How to adjust the rewards in the namedtuple ReplayMemory of the DQN Tutorial


#1

Hi,
I’m modifying the DQN tutorial code for another task.

At the end of an episode, I need to be able to adjust all the rewards for the episode in the ReplayMemory while keeping the other elements of the namedtuple as they are.

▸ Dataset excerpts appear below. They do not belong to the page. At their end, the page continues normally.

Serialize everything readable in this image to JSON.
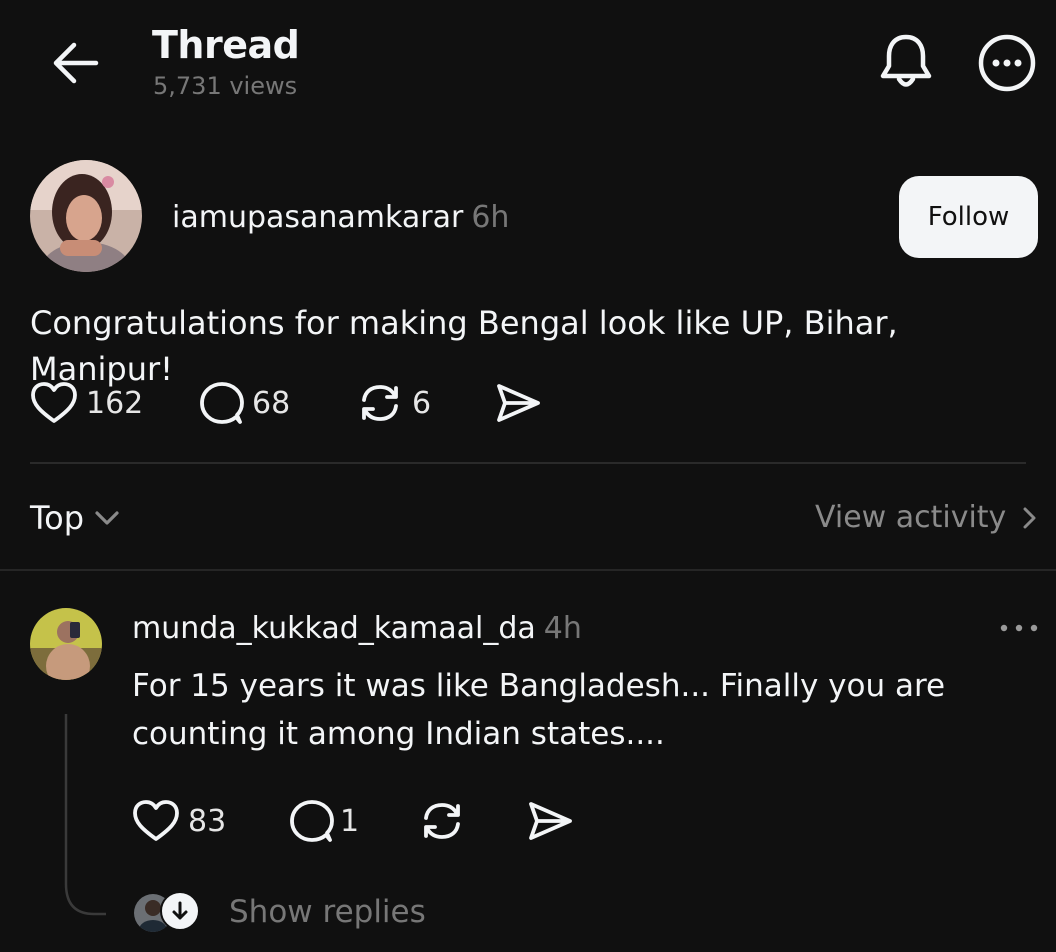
{
  "header": {
    "title": "Thread",
    "views": "5,731 views",
    "icons": [
      "back-arrow-icon",
      "bell-icon",
      "more-circle-icon"
    ]
  },
  "post": {
    "username": "iamupasanamkarar",
    "time": "6h",
    "follow_label": "Follow",
    "text": "Congratulations for making Bengal look like UP, Bihar, Manipur!",
    "likes": "162",
    "comments": "68",
    "reposts": "6"
  },
  "sort": {
    "label": "Top",
    "view_activity": "View activity"
  },
  "reply": {
    "username": "munda_kukkad_kamaal_da",
    "time": "4h",
    "text": "For 15 years it was like Bangladesh... Finally you are counting it among Indian states....",
    "likes": "83",
    "comments": "1",
    "show_replies": "Show replies"
  },
  "colors": {
    "background": "#101010",
    "text": "#f3f5f7",
    "muted": "#777777",
    "divider": "#2a2a2a"
  }
}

For example, if I have the following code:

from collections import namedtuple
import torch

Transition = namedtuple('Transition',
                        ('state', 'action', 'next_state', 'reward'))
reward1 = torch.tensor([2.0], dtype=torch.float32)
reward2 = torch.tensor([4.0], dtype=torch.float32)
memory = []
memory.append(None)
memory[0] = Transition('275', '54000', '0.0', reward1)
memory.append(None)
memory[1] = Transition('275', '54000', '0.0', reward2)
memory

I create the following memory:

[Transition(state='275', action='54000', next_state='0.0', reward=tensor([2.])),
 Transition(state='275', action='54000', next_state='0.0', reward=tensor([4.]))]

Then I create my batch:

batch = Transition(*zip(*memory))
batch

which looks like this:

Transition(state=('275', '275'), action=('54000', '54000'), next_state=('0.0', '0.0'), reward=(tensor([2.]), tensor([4.])))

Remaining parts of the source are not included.